Minecraft Explorers card game
Minecraft Explorers was a fun find at Walmart. We almost never go there, but our George Foreman Grill broke and after some mean not-so-lean ground turkey spit grease all over Anne, we had to go find a new one. While we were there, we found the game.
I trust titles by Ravensberger though they do tend to have a step more complexity than we prefer. When I looked it over at home, I wasn't expected the huge two-sided rule sheet. That sheet was printed separately in 6 languages so we chuckled the ones that were not EN. The cards had so many icons and numbers I worried that Anne would just be annoyed by it .
I ended up watching a solo walk-through which helped make sense of that double-sided page of rules. I was able to explain it and we got through the games.
I'm not sure how useful a brief explanation will be. Watch the video. Overall, the layout has a row of chest cards, a row for monster cards, two rows for biome cards, and then each player has their own hand of cards.
The flow is (briefly): take the actions cards (6 hunger cards and the night card). Spend the hunger cards on various actions:
- take biome cards based on their hunger cost
- fight of a monster card based on its cost
- play one hunger to remove and replace any number of biome cards
- play one hunger card to put any number of your items into chests
Then play the night card, which flips a mob card and ends your turn.
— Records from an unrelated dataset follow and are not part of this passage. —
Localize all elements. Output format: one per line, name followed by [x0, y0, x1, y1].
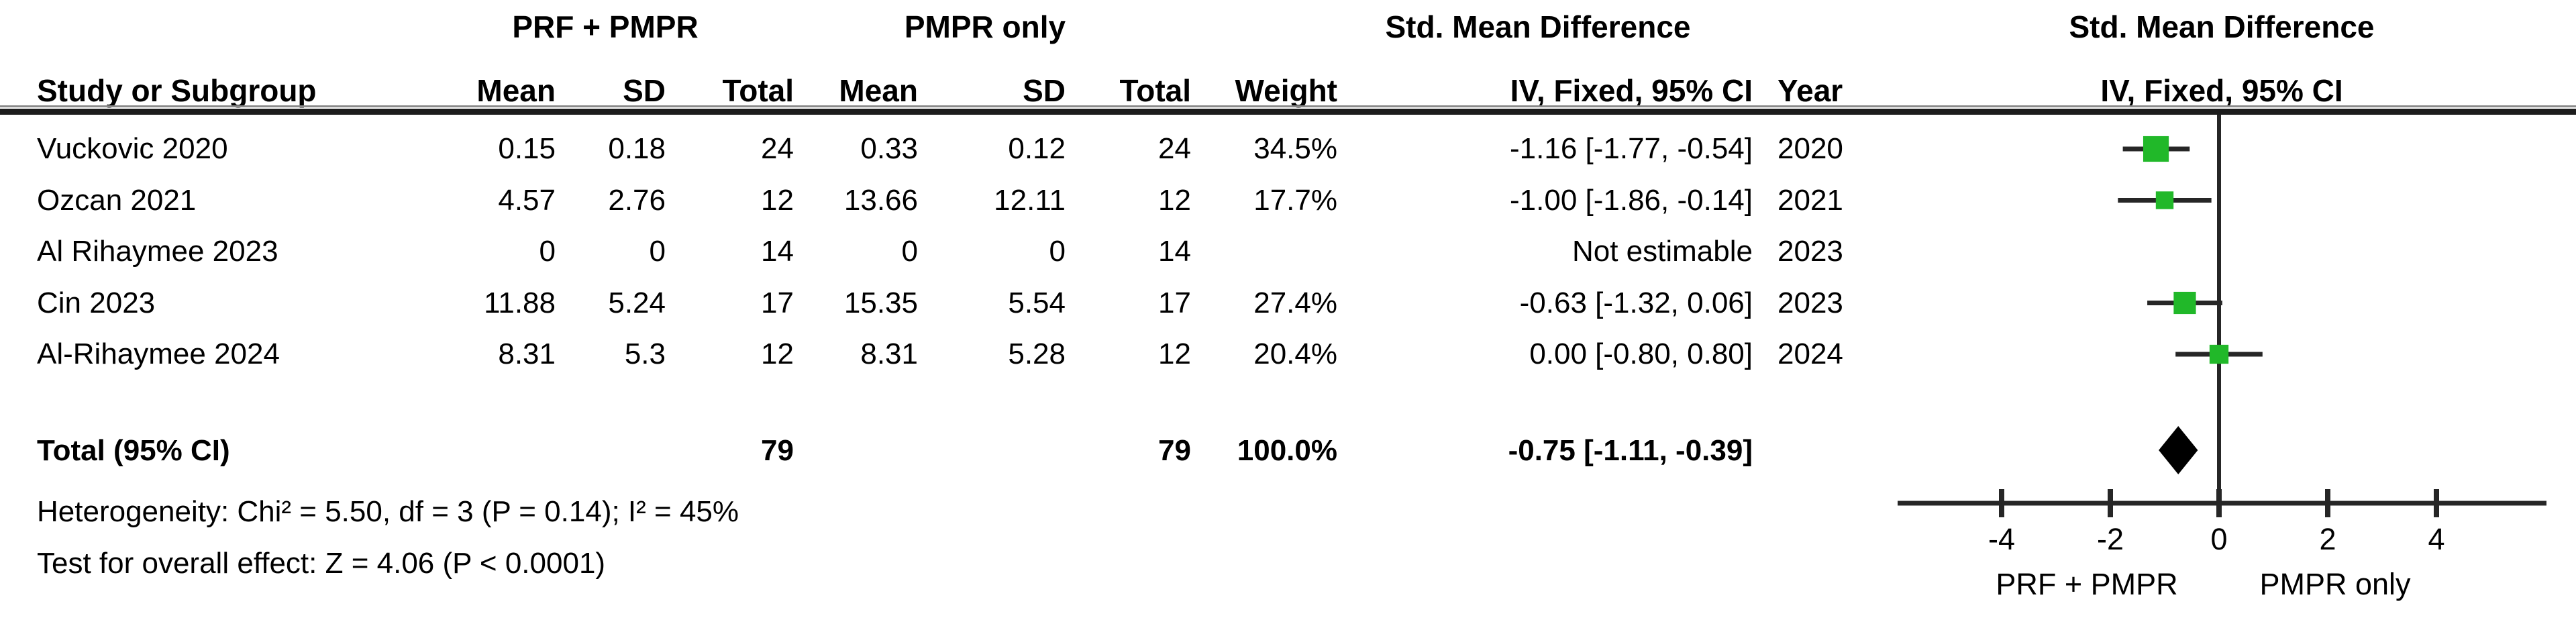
cell-sd2: 0: [1049, 235, 1066, 268]
cell-weight: 20.4%: [1253, 337, 1337, 370]
total-n-experimental: 79: [761, 434, 794, 467]
cell-year: 2023: [1778, 235, 1843, 268]
cell-year: 2023: [1778, 286, 1843, 319]
group-header-smd-table: Std. Mean Difference: [1385, 9, 1691, 44]
cell-mean2: 0: [901, 235, 918, 268]
cell-total2: 12: [1158, 337, 1191, 370]
cell-total2: 17: [1158, 286, 1191, 319]
cell-sd1: 2.76: [608, 184, 666, 217]
cell-mean2: 15.35: [843, 286, 918, 319]
header-rule: [0, 109, 2576, 115]
col-header-weight: Weight: [1235, 73, 1337, 108]
cell-sd2: 5.28: [1008, 337, 1066, 370]
cell-weight: 27.4%: [1253, 286, 1337, 319]
cell-total1: 14: [761, 235, 794, 268]
overall-effect-text: Test for overall effect: Z = 4.06 (P < 0…: [37, 547, 606, 580]
cell-study: Cin 2023: [37, 286, 156, 319]
cell-mean1: 0: [539, 235, 556, 268]
axis-tick-label: 2: [2319, 522, 2336, 556]
effect-marker-square: [2143, 136, 2169, 162]
cell-study: Al-Rihaymee 2024: [37, 337, 280, 370]
cell-sd1: 5.24: [608, 286, 666, 319]
cell-mean1: 0.15: [498, 132, 556, 165]
cell-year: 2020: [1778, 132, 1843, 165]
cell-mean1: 4.57: [498, 184, 556, 217]
effect-marker-square: [2209, 344, 2229, 364]
cell-total2: 12: [1158, 184, 1191, 217]
group-header-smd-plot: Std. Mean Difference: [2069, 9, 2375, 44]
cell-study: Ozcan 2021: [37, 184, 197, 217]
axis-tick-label: -4: [1988, 522, 2015, 556]
cell-sd1: 0: [649, 235, 666, 268]
cell-year: 2021: [1778, 184, 1843, 217]
cell-mean2: 0.33: [860, 132, 918, 165]
axis-tick-label: 4: [2428, 522, 2445, 556]
heterogeneity-text: Heterogeneity: Chi² = 5.50, df = 3 (P = …: [37, 495, 739, 528]
axis-label-favours-control: PMPR only: [2259, 567, 2411, 601]
cell-weight: 17.7%: [1253, 184, 1337, 217]
cell-study: Al Rihaymee 2023: [37, 235, 278, 268]
header-rule-shadow: [0, 105, 2576, 107]
cell-study: Vuckovic 2020: [37, 132, 228, 165]
group-header-control: PMPR only: [904, 9, 1066, 44]
cell-mean2: 8.31: [860, 337, 918, 370]
cell-total1: 17: [761, 286, 794, 319]
total-effect-estimate: -0.75 [-1.11, -0.39]: [1508, 434, 1753, 467]
col-header-total2: Total: [1119, 73, 1191, 108]
effect-marker-square: [2155, 191, 2174, 209]
cell-effect: -0.63 [-1.32, 0.06]: [1519, 286, 1753, 319]
cell-sd2: 12.11: [994, 184, 1066, 217]
col-header-mean1: Mean: [476, 73, 556, 108]
cell-total2: 24: [1158, 132, 1191, 165]
cell-sd2: 0.12: [1008, 132, 1066, 165]
axis-tick-label: 0: [2210, 522, 2228, 556]
cell-effect: -1.16 [-1.77, -0.54]: [1510, 132, 1753, 165]
cell-year: 2024: [1778, 337, 1843, 370]
col-header-year: Year: [1778, 73, 1843, 108]
pooled-effect-diamond: [2159, 426, 2198, 474]
cell-sd1: 5.3: [624, 337, 666, 370]
cell-effect: 0.00 [-0.80, 0.80]: [1529, 337, 1753, 370]
cell-effect: Not estimable: [1572, 235, 1753, 268]
col-header-effect-ci-plot: IV, Fixed, 95% CI: [2100, 73, 2343, 108]
col-header-total1: Total: [722, 73, 794, 108]
cell-total1: 24: [761, 132, 794, 165]
cell-mean1: 11.88: [484, 286, 556, 319]
cell-total1: 12: [761, 184, 794, 217]
cell-total1: 12: [761, 337, 794, 370]
cell-total2: 14: [1158, 235, 1191, 268]
group-header-experimental: PRF + PMPR: [512, 9, 699, 44]
total-weight: 100.0%: [1237, 434, 1337, 467]
total-label: Total (95% CI): [37, 434, 230, 467]
cell-sd2: 5.54: [1008, 286, 1066, 319]
cell-mean2: 13.66: [843, 184, 918, 217]
axis-label-favours-experimental: PRF + PMPR: [1996, 567, 2178, 601]
axis-tick-label: -2: [2096, 522, 2124, 556]
effect-marker-square: [2173, 291, 2196, 315]
col-header-sd1: SD: [623, 73, 666, 108]
col-header-effect-ci: IV, Fixed, 95% CI: [1510, 73, 1753, 108]
col-header-study: Study or Subgroup: [37, 73, 317, 108]
col-header-mean2: Mean: [839, 73, 918, 108]
cell-effect: -1.00 [-1.86, -0.14]: [1510, 184, 1753, 217]
cell-sd1: 0.18: [608, 132, 666, 165]
total-n-control: 79: [1158, 434, 1191, 467]
cell-weight: 34.5%: [1253, 132, 1337, 165]
col-header-sd2: SD: [1023, 73, 1066, 108]
cell-mean1: 8.31: [498, 337, 556, 370]
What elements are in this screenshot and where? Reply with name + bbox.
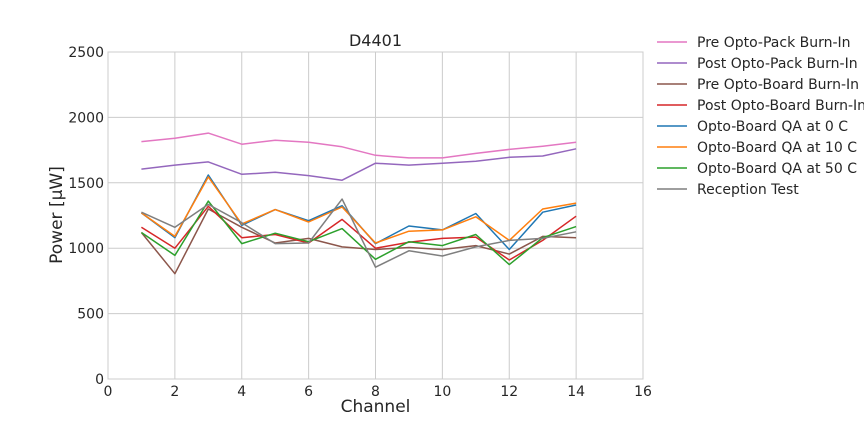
- series-line-8: [141, 198, 577, 268]
- y-tick-label: 2000: [68, 110, 104, 126]
- y-tick-label: 500: [77, 307, 104, 323]
- y-tick-label: 1000: [68, 241, 104, 257]
- x-tick-label: 14: [567, 384, 585, 400]
- x-tick-label: 4: [237, 384, 246, 400]
- y-tick-label: 0: [95, 372, 104, 388]
- series-line-2: [141, 148, 577, 181]
- y-axis-label: Power [μW]: [47, 166, 67, 264]
- legend-label: Opto-Board QA at 0 C: [697, 119, 848, 135]
- x-tick-label: 16: [634, 384, 652, 400]
- legend-label: Opto-Board QA at 50 C: [697, 161, 857, 177]
- series-line-6: [140, 176, 577, 244]
- x-tick-label: 0: [104, 384, 113, 400]
- plot-frame: [107, 51, 644, 380]
- x-tick-label: 12: [500, 384, 518, 400]
- series-lines: [140, 132, 577, 275]
- y-axis-ticks: 0 500 1000 1500 2000 2500: [68, 45, 104, 388]
- legend-label: Post Opto-Board Burn-In: [697, 98, 864, 114]
- y-tick-label: 2500: [68, 45, 104, 61]
- legend: Pre Opto-Pack Burn-In Post Opto-Pack Burn…: [657, 35, 864, 198]
- x-tick-label: 6: [304, 384, 313, 400]
- x-axis-ticks: 0 2 4 6 8 10 12 14 16: [104, 384, 652, 400]
- x-tick-label: 10: [433, 384, 451, 400]
- chart-title: D4401: [349, 31, 402, 50]
- x-axis-label: Channel: [341, 397, 411, 417]
- legend-label: Pre Opto-Board Burn-In: [697, 77, 859, 93]
- legend-label: Post Opto-Pack Burn-In: [697, 56, 858, 72]
- legend-label: Opto-Board QA at 10 C: [697, 140, 857, 156]
- x-tick-label: 8: [371, 384, 380, 400]
- x-tick-label: 2: [170, 384, 179, 400]
- legend-label: Pre Opto-Pack Burn-In: [697, 35, 851, 51]
- grid: [107, 51, 644, 380]
- legend-label: Reception Test: [697, 182, 799, 198]
- series-line-1: [141, 132, 577, 159]
- y-tick-label: 1500: [68, 176, 104, 192]
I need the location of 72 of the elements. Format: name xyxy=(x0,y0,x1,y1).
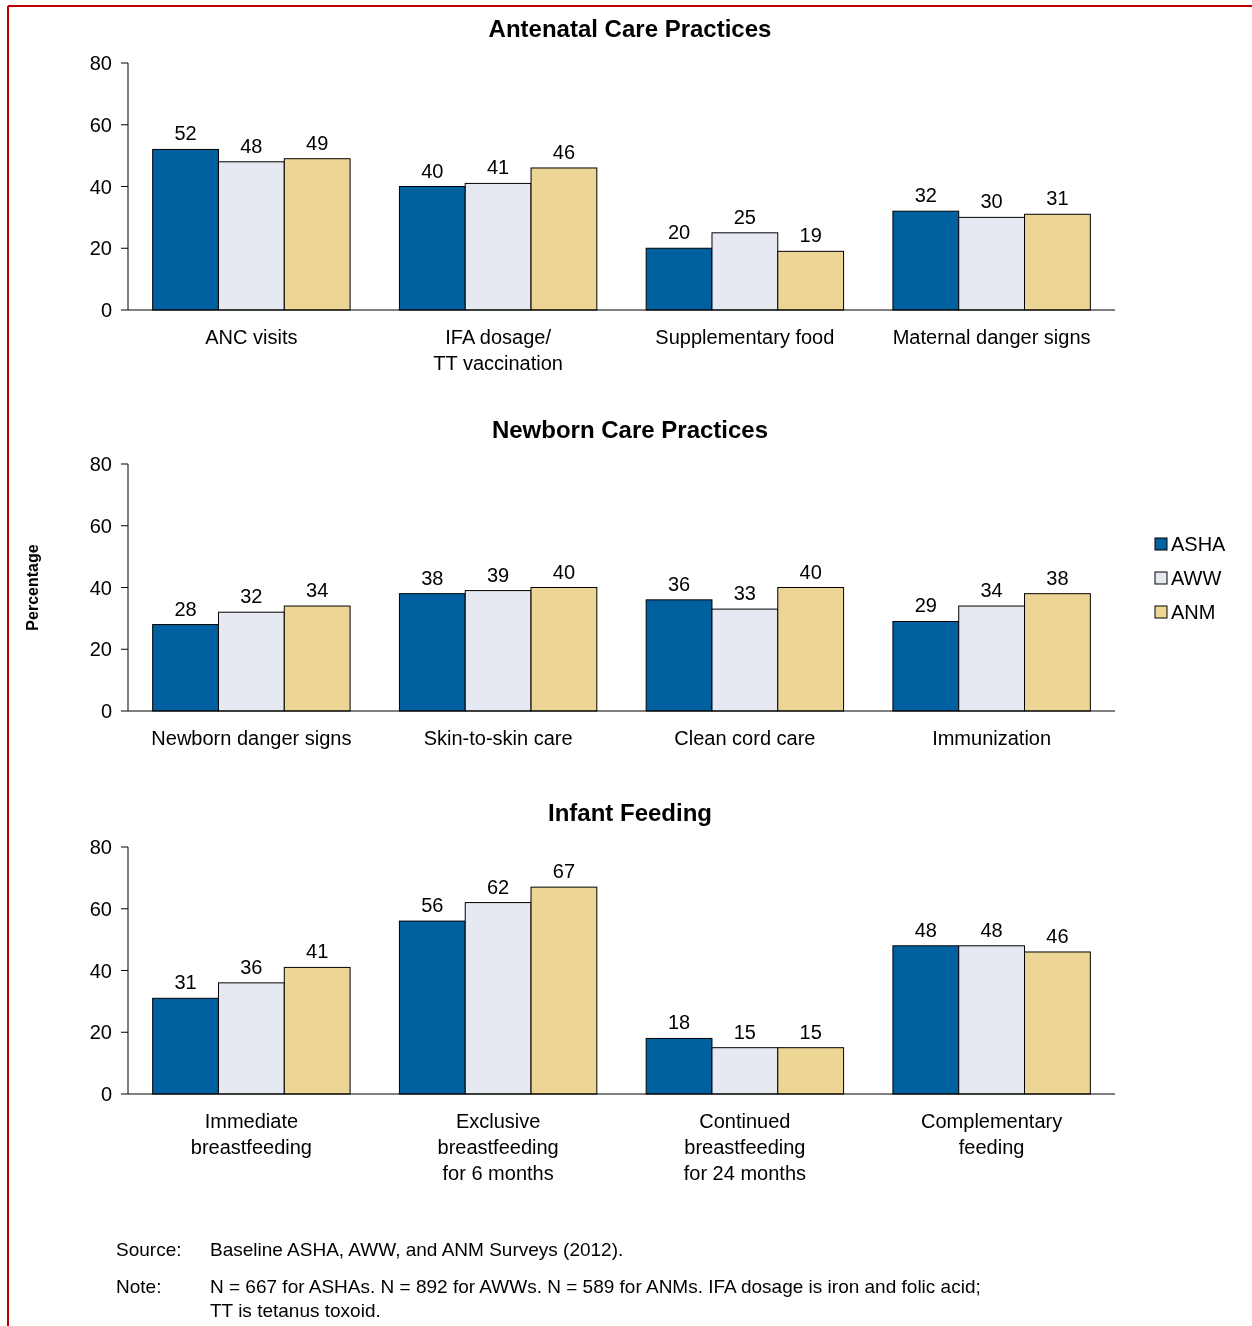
data-label: 31 xyxy=(1046,187,1069,210)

The mob deck has some extra rules. If you draw a mob already shown, draw again until you get a different one. Since you hide the GAME OVER card in one of the bottom 3 cards of the mob deck, you need to keep the visible mobs cleared out.
When you fight a mob, you get to keep it in your hand -- well, the mess of cards in from of you -- and a matching pair of defeated mobs will count as one hunger.
Some biome cards will trigger a mob. Filling a chest will remove a mob.
Various item cards have abilities like the armor that can block the flipping of a mob card, the crossbow that can remove two mob cards, and more.
So, yes, it was more complex that I was expecting, but it's a cooperative game so we had fun getting through the cards together. There were difficulty settings (add more chests), and slight changes for different numbers of players, so it doesn't feel like it will get boring with repetition. It should be playable as a solo game as well.